The uranium industry, once a major economic force in Utah, has fallen in recent years to a fraction of its former importance. New competition from low-priced imports threatens to leave only piles of still-hazardous mill tailings to be cleaned up.
Legislation that the Senate, with support from Utah's members, passed on Aug. 8 would aid the industry with almost $10 billion in subsidies. The package, however, faces an uncertain future in the House.A dozen years ago, Congress provided that the Department of Energy maintain a "viable" domestic uranium industry, but under import pressure DOE has not been able to do that. The U.S. Supreme Court ruled this spring that DOE need not restrict its enrichment of uranium ore to that produced domestically, saying that the availability of foreign enriched uranium made it impossible to rescue the domestic miners.
Responding to the court's decision, Sen. Peter Domenici, R-N.M., proposed forgiving $9 billion in charges the government says the industry owes for underpayment for enrichment of uranium since the beginning of the nuclear age. In addition, Domenici would have the U.S. buy up to $750 million in uranium ore and spend $1 billion to clean up uranium-mill tailings left at dozens of mine and mill sites.

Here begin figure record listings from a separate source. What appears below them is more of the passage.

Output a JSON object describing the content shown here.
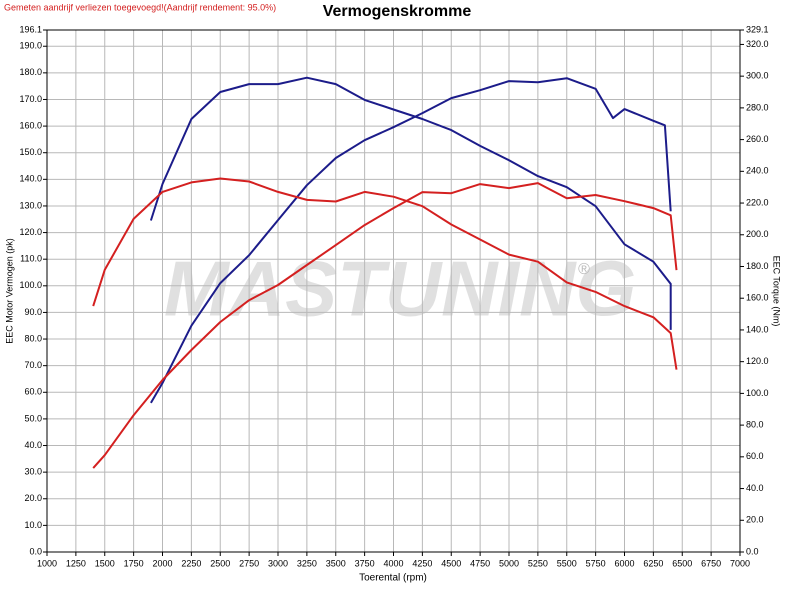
{
  "chart_data": {
    "type": "line",
    "title": "Vermogenskromme",
    "note": "Gemeten aandrijf verliezen toegevoegd!(Aandrijf rendement: 95.0%)",
    "watermark": "MASTUNING",
    "watermark_mark": "®",
    "xlabel": "Toerental (rpm)",
    "ylabel": "EEC Motor Vermogen (pk)",
    "y2label": "EEC Torque (Nm)",
    "grid": true,
    "xlim": [
      1000,
      7000
    ],
    "xticks": [
      1000,
      1250,
      1500,
      1750,
      2000,
      2250,
      2500,
      2750,
      3000,
      3250,
      3500,
      3750,
      4000,
      4250,
      4500,
      4750,
      5000,
      5250,
      5500,
      5750,
      6000,
      6250,
      6500,
      6750,
      7000
    ],
    "ylim": [
      0,
      196.1
    ],
    "yticks": [
      {
        "value": 0,
        "label": "0.0"
      },
      {
        "value": 10,
        "label": "10.0"
      },
      {
        "value": 20,
        "label": "20.0"
      },
      {
        "value": 30,
        "label": "30.0"
      },
      {
        "value": 40,
        "label": "40.0"
      },
      {
        "value": 50,
        "label": "50.0"
      },
      {
        "value": 60,
        "label": "60.0"
      },
      {
        "value": 70,
        "label": "70.0"
      },
      {
        "value": 80,
        "label": "80.0"
      },
      {
        "value": 90,
        "label": "90.0"
      },
      {
        "value": 100,
        "label": "100.0"
      },
      {
        "value": 110,
        "label": "110.0"
      },
      {
        "value": 120,
        "label": "120.0"
      },
      {
        "value": 130,
        "label": "130.0"
      },
      {
        "value": 140,
        "label": "140.0"
      },
      {
        "value": 150,
        "label": "150.0"
      },
      {
        "value": 160,
        "label": "160.0"
      },
      {
        "value": 170,
        "label": "170.0"
      },
      {
        "value": 180,
        "label": "180.0"
      },
      {
        "value": 190,
        "label": "190.0"
      },
      196.1
    ],
    "y2lim": [
      0,
      329.1
    ],
    "y2ticks": [
      {
        "value": 0,
        "label": "0.0"
      },
      {
        "value": 20,
        "label": "20.0"
      },
      {
        "value": 40,
        "label": "40.0"
      },
      {
        "value": 60,
        "label": "60.0"
      },
      {
        "value": 80,
        "label": "80.0"
      },
      {
        "value": 100,
        "label": "100.0"
      },
      {
        "value": 120,
        "label": "120.0"
      },
      {
        "value": 140,
        "label": "140.0"
      },
      {
        "value": 160,
        "label": "160.0"
      },
      {
        "value": 180,
        "label": "180.0"
      },
      {
        "value": 200,
        "label": "200.0"
      },
      {
        "value": 220,
        "label": "220.0"
      },
      {
        "value": 240,
        "label": "240.0"
      },
      {
        "value": 260,
        "label": "260.0"
      },
      {
        "value": 280,
        "label": "280.0"
      },
      {
        "value": 300,
        "label": "300.0"
      },
      {
        "value": 320,
        "label": "320.0"
      },
      329.1
    ],
    "series": [
      {
        "color": "#1c1c8a",
        "axis": "y2",
        "x": [
          1900,
          2000,
          2250,
          2500,
          2750,
          3000,
          3250,
          3500,
          3750,
          4000,
          4250,
          4500,
          4750,
          5000,
          5250,
          5500,
          5750,
          6000,
          6250,
          6400,
          6400
        ],
        "values": [
          209,
          232,
          273,
          290,
          295,
          295,
          299,
          295,
          285,
          279,
          273,
          266,
          256,
          247,
          237,
          230,
          218,
          194,
          183,
          169,
          140
        ]
      },
      {
        "color": "#1c1c8a",
        "x": [
          1900,
          2000,
          2250,
          2500,
          2750,
          3000,
          3250,
          3500,
          3750,
          4000,
          4250,
          4500,
          4750,
          5000,
          5250,
          5500,
          5750,
          5900,
          6000,
          6250,
          6350,
          6400
        ],
        "values": [
          56,
          63.5,
          85,
          101,
          111.5,
          124.7,
          137.8,
          148,
          154.7,
          159.6,
          164.9,
          170.5,
          173.5,
          176.9,
          176.5,
          178,
          174,
          163,
          166.4,
          162,
          160.3,
          128
        ]
      },
      {
        "color": "#d42020",
        "axis": "y2",
        "x": [
          1400,
          1500,
          1750,
          2000,
          2250,
          2500,
          2750,
          3000,
          3250,
          3500,
          3750,
          4000,
          4250,
          4500,
          4750,
          5000,
          5250,
          5500,
          5750,
          6000,
          6250,
          6400,
          6450
        ],
        "values": [
          155,
          178,
          210,
          227,
          233,
          235.5,
          233.6,
          227,
          222,
          221,
          227,
          224,
          218,
          206.5,
          197,
          187.5,
          183,
          170,
          164,
          155,
          148,
          138,
          115
        ]
      },
      {
        "color": "#d42020",
        "x": [
          1400,
          1500,
          1750,
          2000,
          2250,
          2500,
          2750,
          3000,
          3250,
          3500,
          3750,
          4000,
          4250,
          4500,
          4750,
          5000,
          5250,
          5500,
          5750,
          6000,
          6250,
          6400,
          6450
        ],
        "values": [
          31.5,
          36.4,
          51.4,
          64.6,
          75.9,
          86.4,
          94.6,
          100.3,
          107.8,
          115.3,
          122.8,
          129.2,
          135.2,
          134.8,
          138.2,
          136.7,
          138.6,
          132.9,
          134.1,
          131.8,
          129.2,
          126.5,
          105.9
        ]
      }
    ]
  }
}
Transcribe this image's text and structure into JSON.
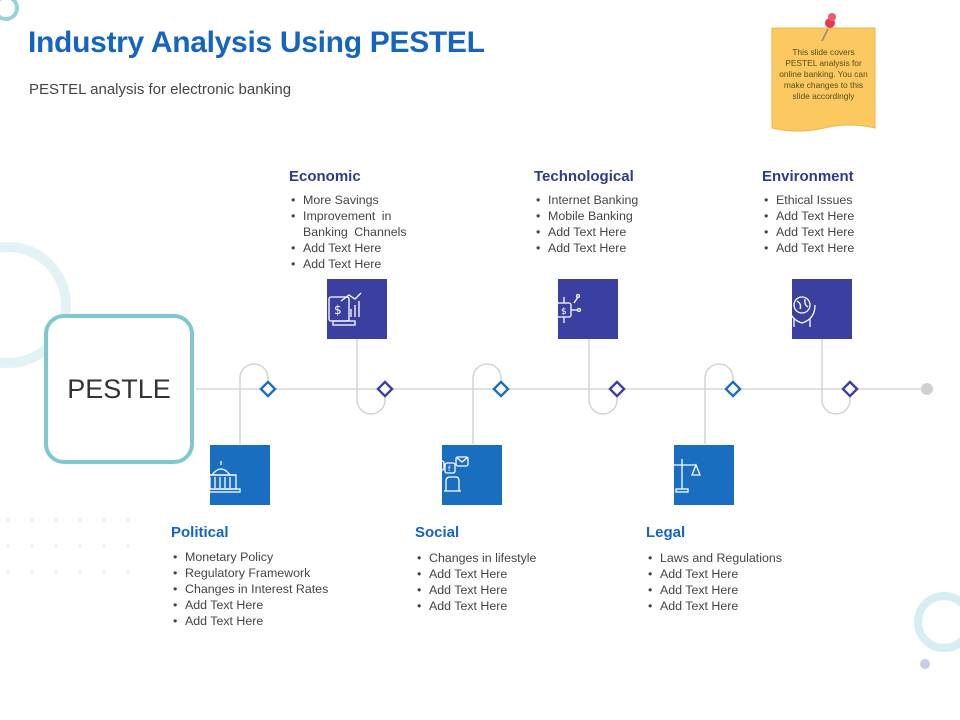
{
  "title": "Industry Analysis Using PESTEL",
  "subtitle": "PESTEL analysis for electronic banking",
  "note": {
    "text": "This slide covers PESTEL analysis for online banking. You can make changes to this slide accordingly"
  },
  "center_label": "PESTLE",
  "colors": {
    "navy": "#3b3fa0",
    "blue": "#1a6ec0",
    "teal": "#7ec8cf",
    "note": "#fbc960"
  },
  "factors": {
    "political": {
      "heading": "Political",
      "icon": "capitol-building-icon",
      "items": [
        "Monetary Policy",
        "Regulatory Framework",
        "Changes in Interest Rates",
        "Add Text Here",
        "Add Text Here"
      ]
    },
    "economic": {
      "heading": "Economic",
      "icon": "finance-chart-icon",
      "items": [
        "More Savings",
        "Improvement in Banking Channels",
        "Add Text Here",
        "Add Text Here"
      ]
    },
    "social": {
      "heading": "Social",
      "icon": "social-media-hand-icon",
      "items": [
        "Changes in lifestyle",
        "Add Text Here",
        "Add Text Here",
        "Add Text Here"
      ]
    },
    "technological": {
      "heading": "Technological",
      "icon": "circuit-chip-icon",
      "items": [
        "Internet Banking",
        "Mobile Banking",
        "Add Text Here",
        "Add Text Here"
      ]
    },
    "legal": {
      "heading": "Legal",
      "icon": "justice-scale-icon",
      "items": [
        "Laws and Regulations",
        "Add Text Here",
        "Add Text Here",
        "Add Text Here"
      ]
    },
    "environment": {
      "heading": "Environment",
      "icon": "earth-in-hands-icon",
      "items": [
        "Ethical Issues",
        "Add Text Here",
        "Add Text Here",
        "Add Text Here"
      ]
    }
  }
}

The Senate put the Domenici package on a non-controversial Nuclear Regulatory Commission bill and sent it to the House. The bill had already been passed by the House, but influential House members declined, before Congress went into recess, to send it to a conference committee. Instead, they referred it to the House Interior and Commerce committees.
Rep. Howard Nielson, R-Utah, a member of the commerce panel, fought for the uranium industry's protection, both in terms of DOE's enrichment program, and then against the U.S.-Canada trade agreement. That agreement, he said, would allow even more cheap Canadian uranium ore to enter the United States, further depressing the domestic industry.

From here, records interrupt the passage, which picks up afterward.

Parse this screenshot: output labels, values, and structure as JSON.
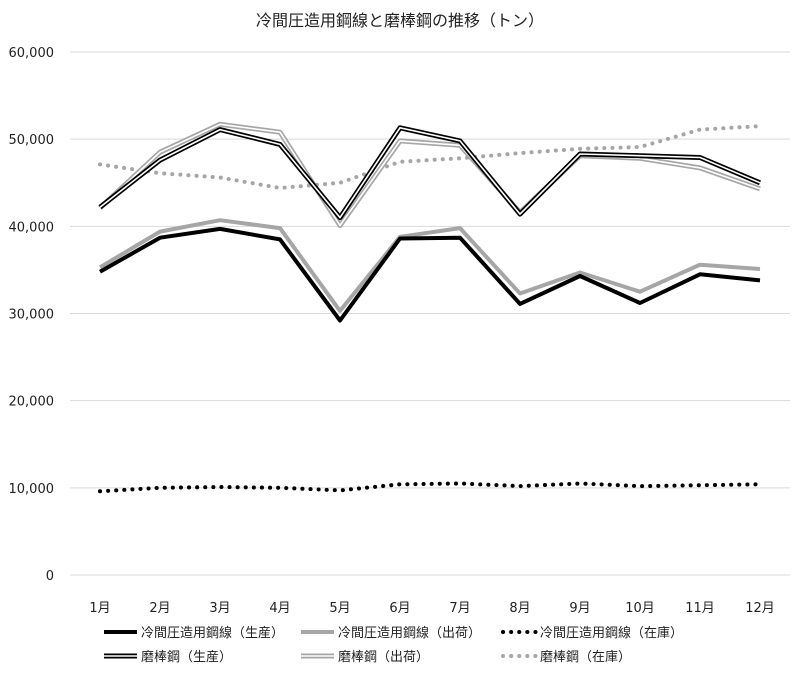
{
  "chart_data": {
    "type": "line",
    "title": "冷間圧造用鋼線と磨棒鋼の推移（トン）",
    "xlabel": "",
    "ylabel": "",
    "categories": [
      "1月",
      "2月",
      "3月",
      "4月",
      "5月",
      "6月",
      "7月",
      "8月",
      "9月",
      "10月",
      "11月",
      "12月"
    ],
    "ylim": [
      0,
      60000
    ],
    "yticks": [
      0,
      10000,
      20000,
      30000,
      40000,
      50000,
      60000
    ],
    "ytick_labels": [
      "0",
      "10,000",
      "20,000",
      "30,000",
      "40,000",
      "50,000",
      "60,000"
    ],
    "grid": true,
    "legend_position": "bottom",
    "series": [
      {
        "name": "冷間圧造用鋼線（生産）",
        "style": "solid-black-thick",
        "color": "#000000",
        "values": [
          34800,
          38700,
          39700,
          38500,
          29200,
          38600,
          38700,
          31100,
          34300,
          31200,
          34500,
          33800
        ]
      },
      {
        "name": "冷間圧造用鋼線（出荷）",
        "style": "solid-gray-thick",
        "color": "#a6a6a6",
        "values": [
          35300,
          39400,
          40700,
          39800,
          30300,
          38800,
          39800,
          32300,
          34700,
          32500,
          35600,
          35100
        ]
      },
      {
        "name": "冷間圧造用鋼線（在庫）",
        "style": "dotted-black",
        "color": "#000000",
        "values": [
          9600,
          10000,
          10100,
          10000,
          9700,
          10400,
          10500,
          10200,
          10500,
          10200,
          10300,
          10400
        ]
      },
      {
        "name": "磨棒鋼（生産）",
        "style": "double-black",
        "color": "#000000",
        "values": [
          42200,
          47600,
          51100,
          49400,
          41000,
          51300,
          49800,
          41400,
          48300,
          48100,
          47900,
          45000
        ]
      },
      {
        "name": "磨棒鋼（出荷）",
        "style": "double-gray",
        "color": "#a6a6a6",
        "values": [
          42100,
          48500,
          51700,
          50800,
          40100,
          49800,
          49300,
          41600,
          48100,
          47800,
          46700,
          44300
        ]
      },
      {
        "name": "磨棒鋼（在庫）",
        "style": "dotted-gray",
        "color": "#a6a6a6",
        "values": [
          47100,
          46100,
          45600,
          44400,
          45000,
          47400,
          47800,
          48400,
          48900,
          49100,
          51100,
          51500
        ]
      }
    ]
  }
}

And the industry does not have far to fall. From a high of 20,000 employees eight years ago, only 2,000 are now left, and their employment is precarious. Only one Utah mine remains, and it has been shut temporarily this summer.
A cleanup of tailings, like those of the former Vitro mill site in South Salt Lake, would be costly. In Utah alone, it would cost at least $42 million to clean up the tailings at the Atlas mine in Moab, the Rio Algom site in Moab, and the Union Carbide White Mesa site near Blanding.
But if the federal government does not do it, no one will, as the industry will not have the money.